[GLLUG] Hot Swap an ATA Hard Drive
Sean
picasso@madflower.com
Sun, 16 Feb 2003 11:00:55 -0500 (EST)
Speaking of ide hostswap, does anyone have one of the ata -> scsi
converters? It allows you to use an ata/ide device on a scsi chain. The
adapters themselves are ~80 bucks.
Also, did anyone order one of the Apple IDE raid boxes? It is like 2.5TB
on two fibre channel raid controllers. (14x180G drives, 7 per controller)

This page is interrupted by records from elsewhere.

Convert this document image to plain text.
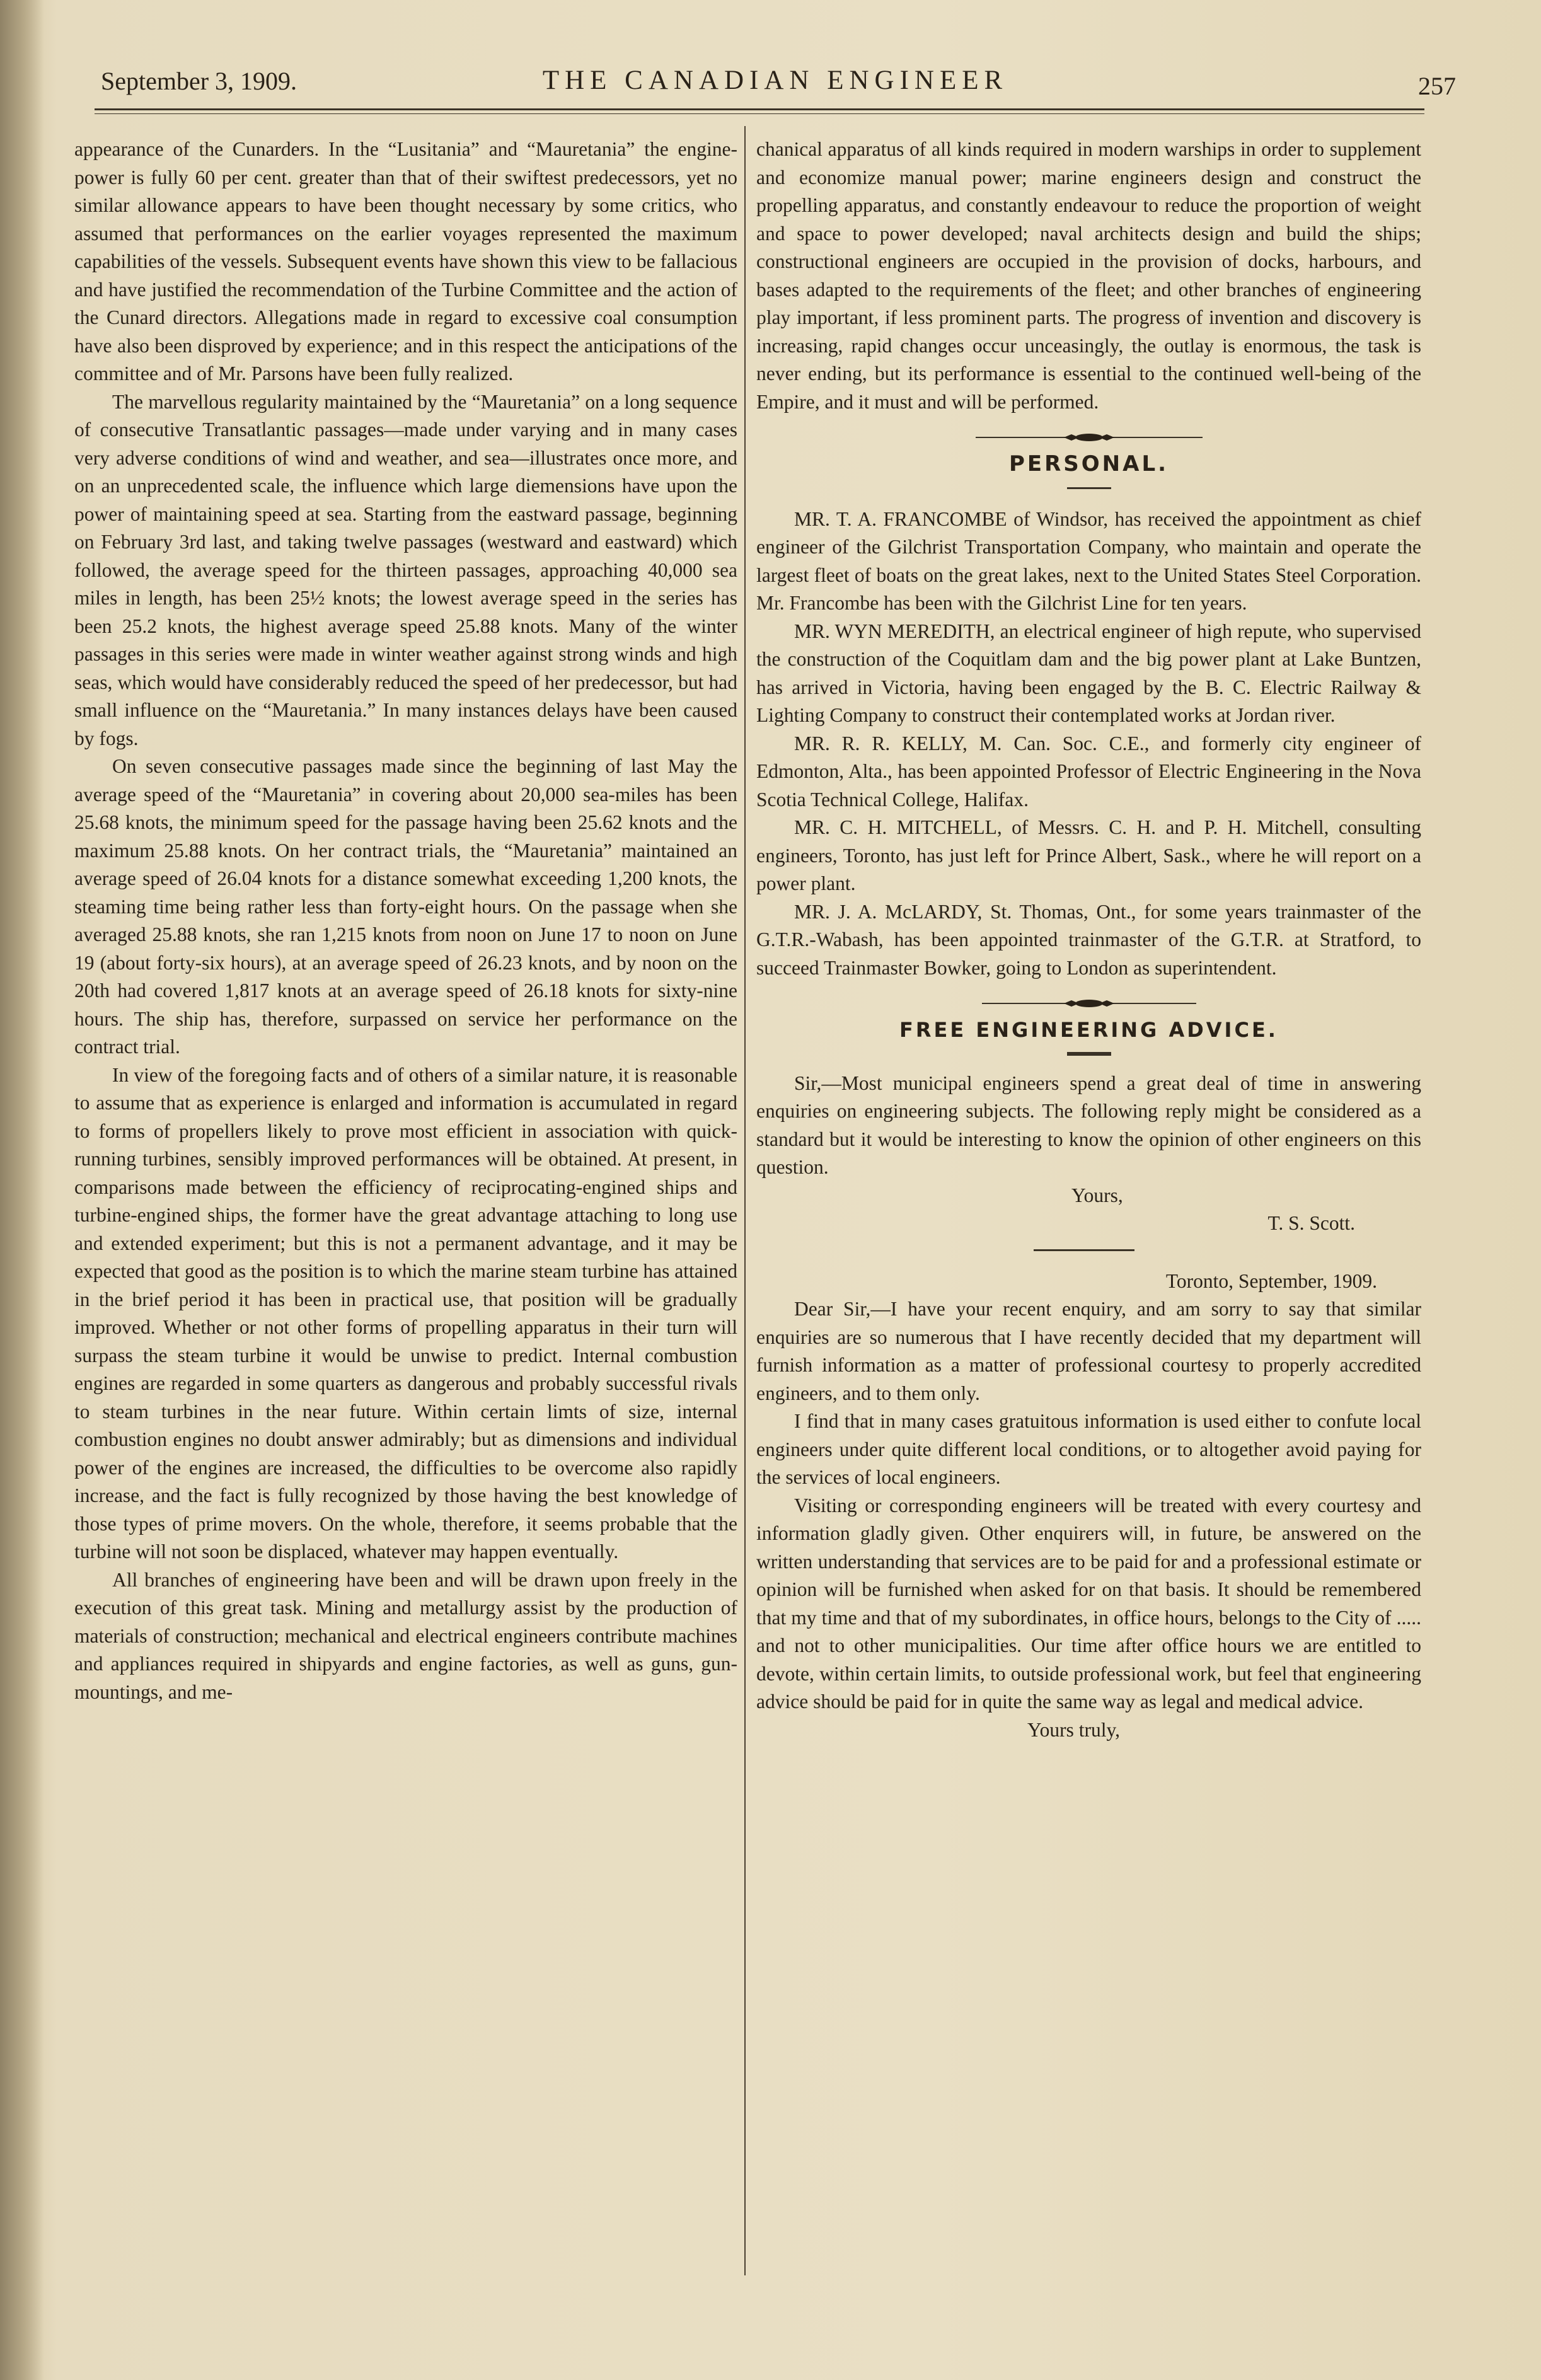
September 3, 1909.	THE CANADIAN ENGINEER	257

appearance of the Cunarders. In the “Lusitania” and “Mauretania” the engine-power is fully 60 per cent. greater than that of their swiftest predecessors, yet no similar allowance appears to have been thought necessary by some critics, who assumed that performances on the earlier voyages represented the maximum capabilities of the vessels. Subsequent events have shown this view to be fallacious and have justified the recommendation of the Turbine Committee and the action of the Cunard directors. Allegations made in regard to excessive coal consumption have also been disproved by experience; and in this respect the anticipations of the committee and of Mr. Parsons have been fully realized.

The marvellous regularity maintained by the “Mauretania” on a long sequence of consecutive Transatlantic passages—made under varying and in many cases very adverse conditions of wind and weather, and sea—illustrates once more, and on an unprecedented scale, the influence which large diemensions have upon the power of maintaining speed at sea. Starting from the eastward passage, beginning on February 3rd last, and taking twelve passages (westward and eastward) which followed, the average speed for the thirteen passages, approaching 40,000 sea miles in length, has been 25½ knots; the lowest average speed in the series has been 25.2 knots, the highest average speed 25.88 knots. Many of the winter passages in this series were made in winter weather against strong winds and high seas, which would have considerably reduced the speed of her predecessor, but had small influence on the “Mauretania.” In many instances delays have been caused by fogs.

On seven consecutive passages made since the beginning of last May the average speed of the “Mauretania” in covering about 20,000 sea-miles has been 25.68 knots, the minimum speed for the passage having been 25.62 knots and the maximum 25.88 knots. On her contract trials, the “Mauretania” maintained an average speed of 26.04 knots for a distance somewhat exceeding 1,200 knots, the steaming time being rather less than forty-eight hours. On the passage when she averaged 25.88 knots, she ran 1,215 knots from noon on June 17 to noon on June 19 (about forty-six hours), at an average speed of 26.23 knots, and by noon on the 20th had covered 1,817 knots at an average speed of 26.18 knots for sixty-nine hours. The ship has, therefore, surpassed on service her performance on the contract trial.

In view of the foregoing facts and of others of a similar nature, it is reasonable to assume that as experience is enlarged and information is accumulated in regard to forms of propellers likely to prove most efficient in association with quick-running turbines, sensibly improved performances will be obtained. At present, in comparisons made between the efficiency of reciprocating-engined ships and turbine-engined ships, the former have the great advantage attaching to long use and extended experiment; but this is not a permanent advantage, and it may be expected that good as the position is to which the marine steam turbine has attained in the brief period it has been in practical use, that position will be gradually improved. Whether or not other forms of propelling apparatus in their turn will surpass the steam turbine it would be unwise to predict. Internal combustion engines are regarded in some quarters as dangerous and probably successful rivals to steam turbines in the near future. Within certain limts of size, internal combustion engines no doubt answer admirably; but as dimensions and individual power of the engines are increased, the difficulties to be overcome also rapidly increase, and the fact is fully recognized by those having the best knowledge of those types of prime movers. On the whole, therefore, it seems probable that the turbine will not soon be displaced, whatever may happen eventually.

All branches of engineering have been and will be drawn upon freely in the execution of this great task. Mining and metallurgy assist by the production of materials of construction; mechanical and electrical engineers contribute machines and appliances required in shipyards and engine factories, as well as guns, gun-mountings, and me-

chanical apparatus of all kinds required in modern warships in order to supplement and economize manual power; marine engineers design and construct the propelling apparatus, and constantly endeavour to reduce the proportion of weight and space to power developed; naval architects design and build the ships; constructional engineers are occupied in the provision of docks, harbours, and bases adapted to the requirements of the fleet; and other branches of engineering play important, if less prominent parts. The progress of invention and discovery is increasing, rapid changes occur unceasingly, the outlay is enormous, the task is never ending, but its performance is essential to the continued well-being of the Empire, and it must and will be performed.

PERSONAL.

MR. T. A. FRANCOMBE of Windsor, has received the appointment as chief engineer of the Gilchrist Transportation Company, who maintain and operate the largest fleet of boats on the great lakes, next to the United States Steel Corporation. Mr. Francombe has been with the Gilchrist Line for ten years.

MR. WYN MEREDITH, an electrical engineer of high repute, who supervised the construction of the Coquitlam dam and the big power plant at Lake Buntzen, has arrived in Victoria, having been engaged by the B. C. Electric Railway & Lighting Company to construct their contemplated works at Jordan river.

MR. R. R. KELLY, M. Can. Soc. C.E., and formerly city engineer of Edmonton, Alta., has been appointed Professor of Electric Engineering in the Nova Scotia Technical College, Halifax.

MR. C. H. MITCHELL, of Messrs. C. H. and P. H. Mitchell, consulting engineers, Toronto, has just left for Prince Albert, Sask., where he will report on a power plant.

MR. J. A. McLARDY, St. Thomas, Ont., for some years trainmaster of the G.T.R.-Wabash, has been appointed trainmaster of the G.T.R. at Stratford, to succeed Trainmaster Bowker, going to London as superintendent.

FREE ENGINEERING ADVICE.

Sir,—Most municipal engineers spend a great deal of time in answering enquiries on engineering subjects. The following reply might be considered as a standard but it would be interesting to know the opinion of other engineers on this question.

Yours,

T. S. Scott.

Toronto, September, 1909.

Dear Sir,—I have your recent enquiry, and am sorry to say that similar enquiries are so numerous that I have recently decided that my department will furnish information as a matter of professional courtesy to properly accredited engineers, and to them only.

I find that in many cases gratuitous information is used either to confute local engineers under quite different local conditions, or to altogether avoid paying for the services of local engineers.

Visiting or corresponding engineers will be treated with every courtesy and information gladly given. Other enquirers will, in future, be answered on the written understanding that services are to be paid for and a professional estimate or opinion will be furnished when asked for on that basis. It should be remembered that my time and that of my subordinates, in office hours, belongs to the City of ..... and not to other municipalities. Our time after office hours we are entitled to devote, within certain limits, to outside professional work, but feel that engineering advice should be paid for in quite the same way as legal and medical advice.

Yours truly,
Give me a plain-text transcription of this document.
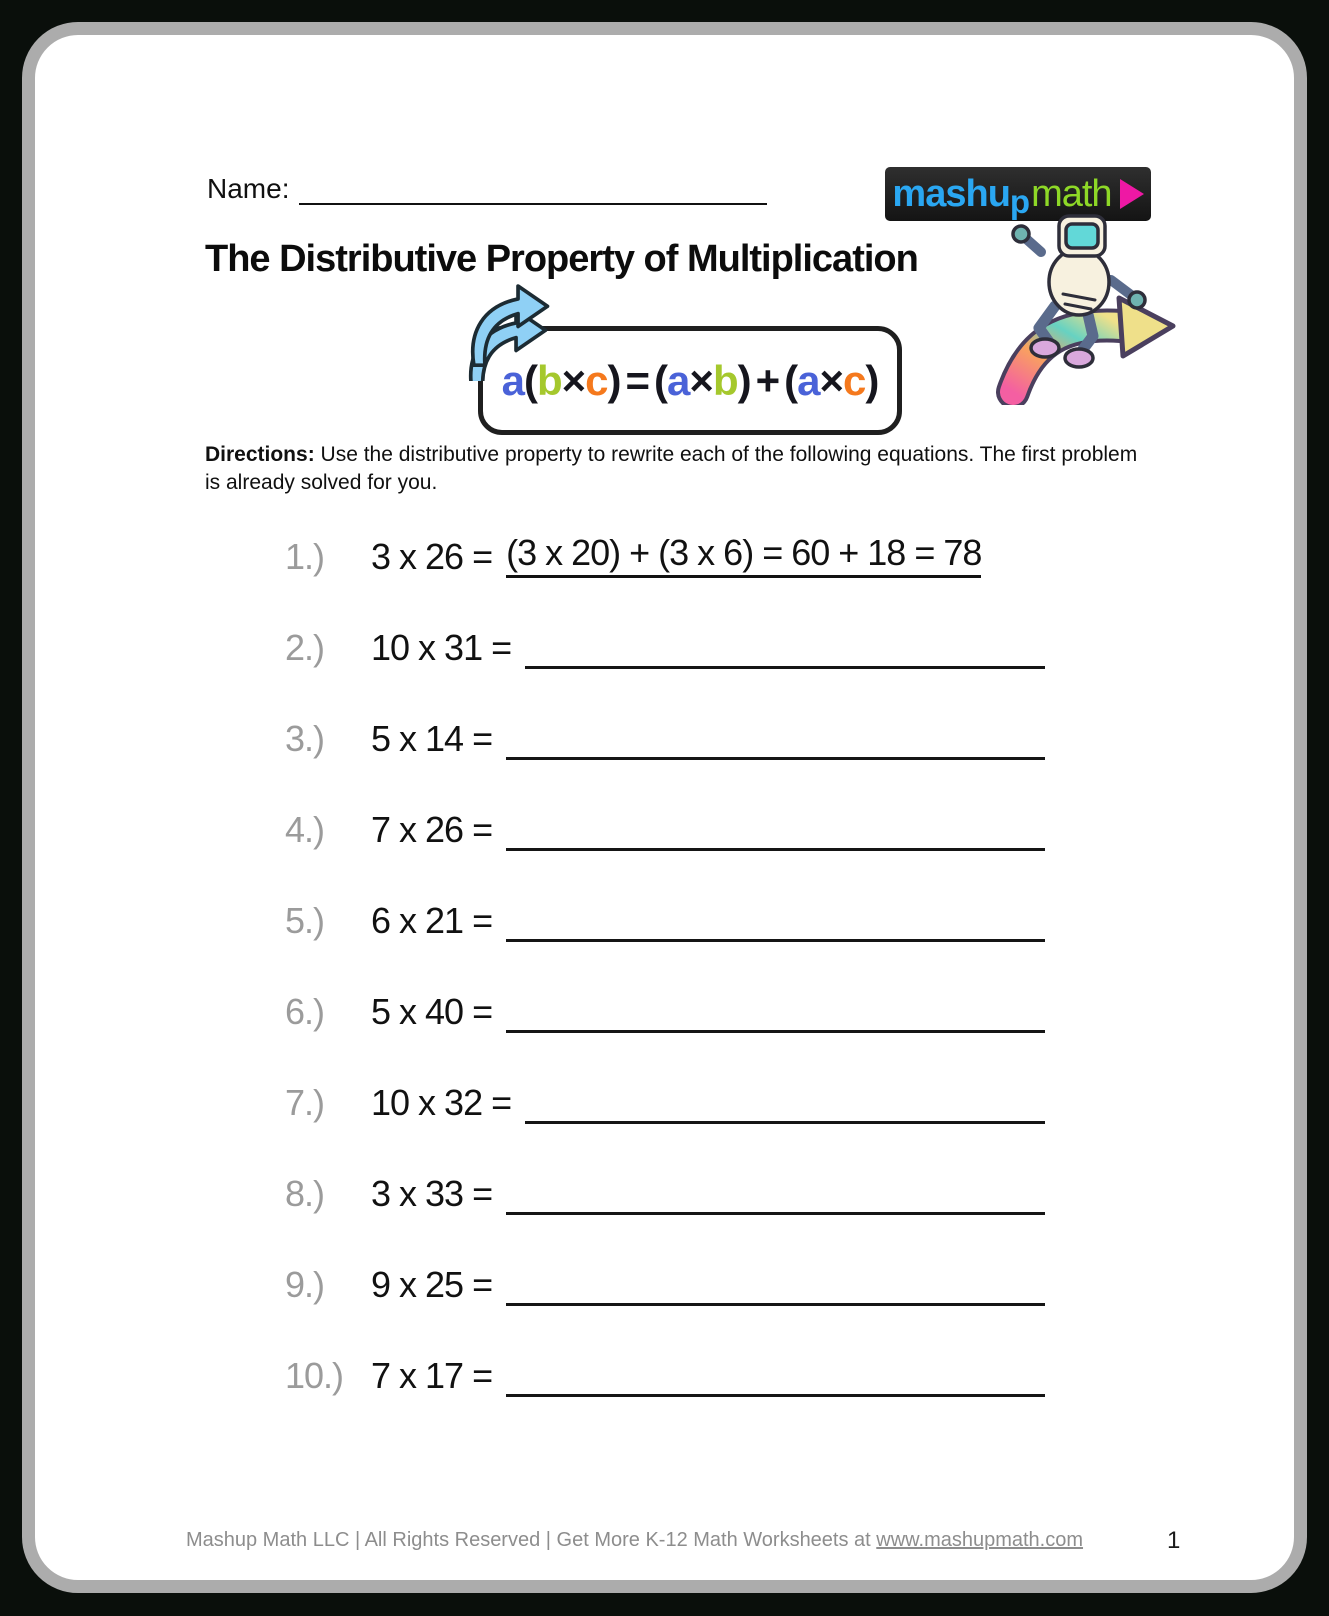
Name:	mashup math
The Distributive Property of Multiplication
a(b×c) = (a×b) + (a×c)
Directions: Use the distributive property to rewrite each of the following equations. The first problem is already solved for you.
1.)	3 x 26 = (3 x 20) + (3 x 6) = 60 + 18 = 78
2.)	10 x 31 =
3.)	5 x 14 =
4.)	7 x 26 =
5.)	6 x 21 =
6.)	5 x 40 =
7.)	10 x 32 =
8.)	3 x 33 =
9.)	9 x 25 =
10.) 7 x 17 =
Mashup Math LLC | All Rights Reserved | Get More K-12 Math Worksheets at www.mashupmath.com	1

for ~$10k. Im wondering about speed, and compatibility. I am assuming it
is compatible with other systems, and the speed for simultaneous multiple
read/writes will be slower but im wondering by how much.
Sean
On Sun, 16 Feb 2003, Matt Graham wrote:
> On Saturday 15 February 2003 18:18, after a long battle with technology,
> aSe wrote, in a message that should've been posted to the mailing list
> at large:
> > Dances With Crows wrote:
> >> There are adapters (roughly $25 each) for normal IDE disks; the
> >> adapter plugs into the motherboard's IDE interface, you slide the
> >> drive into the adapter. You can't do this with vanilla IDE disks.
> >> (Well, you can try, but you'll probably hork up your system.)
> >
> > Really, I thought IDE wasn't able at all todo hot-swap. What do these
> > "adapters" actually do?
>
> They present an interface to the motherboard IDE controllers that always
> looks like an IDE disk of some type, since they have 2 IDE plugs on
> them: 1 for the motherboard IDE cable, 1 for the drive, and a little
> glue logic in between. When a drive isn't plugged into them, they look
> like a disk with 0 capacity. When a drive is plugged into them, they
> look like a disk with the capacity of the drive that was plugged in.
> The adapters are not very complex, hence their low prices.
>
> The machine's IDE subsystem is not aware that disks are getting swapped
> in and out because IDE was not built to handle hotswapping--that's why
> you have to do things with atacontrol or hdparm -RU.